How To Prepare For A Great Empty Nest Marriage
Picture this: your kids have moved out, and it’s just you and your husband living at home. Do you feel a mixture of excitement and sadness anticipating your final baby bird leaving the nest? Or are you filled with anxiety because you aren’t sure if your marriage can survive the empty nest?
Whether you said “yes” to the first or second question, don’t wait to work on your marriage until after your kids fly the coop. Prepare now to make sure your empty nest marriage is fun and satisfying because empty nest divorces are increasing. The divorce rate for older adults has doubled since 1990 even though it has remained steady for the general population. Wives over 50 initiate the divorce two thirds of the time. This blog post is the first in a series to help you take steps today to prevent a future empty nest divorce.
Start with this truth: Couples who play together, stay together. Your first task is finding fun activities you can do together as a couple that don’t involve your children.

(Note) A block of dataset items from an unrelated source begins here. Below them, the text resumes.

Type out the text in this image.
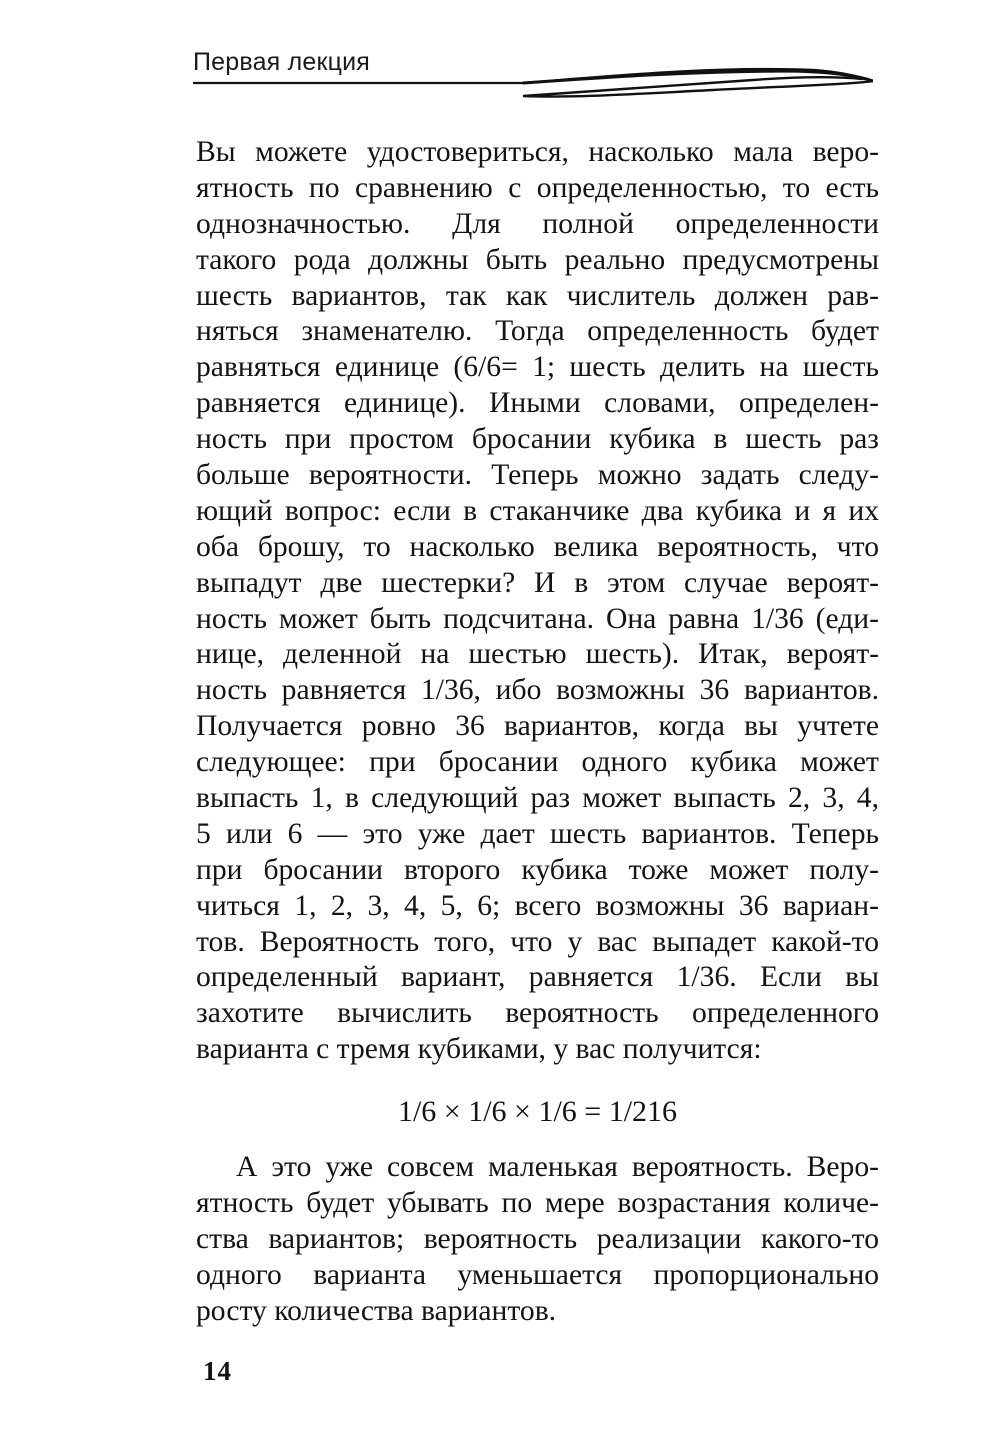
Первая лекция
Вы можете удостовериться, насколько мала веро-
ятность по сравнению с определенностью, то есть
однозначностью. Для полной определенности
такого рода должны быть реально предусмотрены
шесть вариантов, так как числитель должен рав-
няться знаменателю. Тогда определенность будет
равняться единице (6/6= 1; шесть делить на шесть
равняется единице). Иными словами, определен-
ность при простом бросании кубика в шесть раз
больше вероятности. Теперь можно задать следу-
ющий вопрос: если в стаканчике два кубика и я их
оба брошу, то насколько велика вероятность, что
выпадут две шестерки? И в этом случае вероят-
ность может быть подсчитана. Она равна 1/36 (еди-
нице, деленной на шестью шесть). Итак, вероят-
ность равняется 1/36, ибо возможны 36 вариантов.
Получается ровно 36 вариантов, когда вы учтете
следующее: при бросании одного кубика может
выпасть 1, в следующий раз может выпасть 2, 3, 4,
5 или 6 — это уже дает шесть вариантов. Теперь
при бросании второго кубика тоже может полу-
читься 1, 2, 3, 4, 5, 6; всего возможны 36 вариан-
тов. Вероятность того, что у вас выпадет какой-то
определенный вариант, равняется 1/36. Если вы
захотите вычислить вероятность определенного
варианта с тремя кубиками, у вас получится:
1/6 × 1/6 × 1/6 = 1/216
А это уже совсем маленькая вероятность. Веро-
ятность будет убывать по мере возрастания количе-
ства вариантов; вероятность реализации какого-то
одного варианта уменьшается пропорционально
росту количества вариантов.
14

Step One: While your children are still at home, make a list of fun activities for you and your husband to do together once the kids are gone. Going to concerts, visiting the national parks, golfing, riding bicycles, geo-caching, restoring furniture, serving in a ministry—the list is endless. Make sure to include free or low-cost activities, as well as activities that one of you loves and the other one doesn’t. Don’t forget to add your personal “bucket list” items, like white water rafting down the Colorado or going on an international mission trip.
Step Two: Pick something off the list to try now while your nest still has kids in it. The goal is to explore activities together, so if you try something, and one or both of you don’t like it—congratulations! You were successful because you explored an activity together. However, before you mark it off your list as “never again,” discuss whether you could tweak things so it would be more fun.
For example, my husband loves to backpack so I agreed to go on a one-night backpacking trip with him. Everything was okay until bedtime. While he slept blissfully, snoring under the stars, I laid awake for hours, uncomfortable with a rock-hard pillow and growing colder by the minute. Angry thoughts swirled like “Why did I agree to do this? I am never, ever, no never, going backpacking again!” My frustration and exhaustion boiled over about 4 a.m., and I woke Jeff up by yelling into the pitch black, “This is like being in hell!” It was not my finest moment as a wife.
Fortunately, my husband didn’t just give up. On the drive home, we talked about the specific things I enjoyed and didn’t enjoy about our trip, and how we could fix what didn’t work this time. I’m happy to report we spent a night in the woods this weekend—and I had a great time. A softer pillow and warmer sleeping bag kept this fun activity on our Couple To-Do list.
Helpful tip #1: when I share the above advice in my counseling office, wives sometimes say, “Whenever I ask if he wants to do something, he just says no. All he wants to do is stay home or watch TV or play video games.” If this is your experience, try changing how you invite your spouse to join you in an activity. Instead of asking him “Do you want to go antique shopping?”, ask him “Will you please go antique shopping with me? I’d love to spend time with you shopping for antiques.”
Here’s the difference in those two questions. If you ask your spouse, “Do you want to ___________?”, and it is not an activity he wants to do, he’s probably going to tell you the truth and say no. This doesn’t mean he doesn’t want to spend time with you. You asked if he wanted to do this activity and he told you he didn’t.
However, if you ask “Will you please do ______________ with me?”, you are asking for a favor instead. Your spouse is more likely to say “yes” to a favor, particularly if you say how much you want to spend time with him. You are also asking for what you want directly instead of hoping he will magically want to do everything you want to do.
If he’s still reluctant to say “yes,” don’t give up. Problem solve around what he doesn’t like about the activity. You may need to alter or reduce your request. For example, if he says he gets overwhelmed in a crowded store, reduce your request to “Would you ride along with me to the store so we can spend time together? Maybe you could sit outside and people-watch while I check out the bargains.”
Helpful tip #2: Whenever your spouse joins you in an activity that you like and he doesn’t, be very appreciative. Intentionally tell him at multiple times how much you appreciate his participation and enjoy his company. Even if he looks like he’s not having much fun, just keep telling him what a standup/adventurous/helpful/supportive/fun guy he is for joining you. Appreciation of and recognition of the efforts our spouses put into doing activities as a favor to us is key to getting more future “yeses.”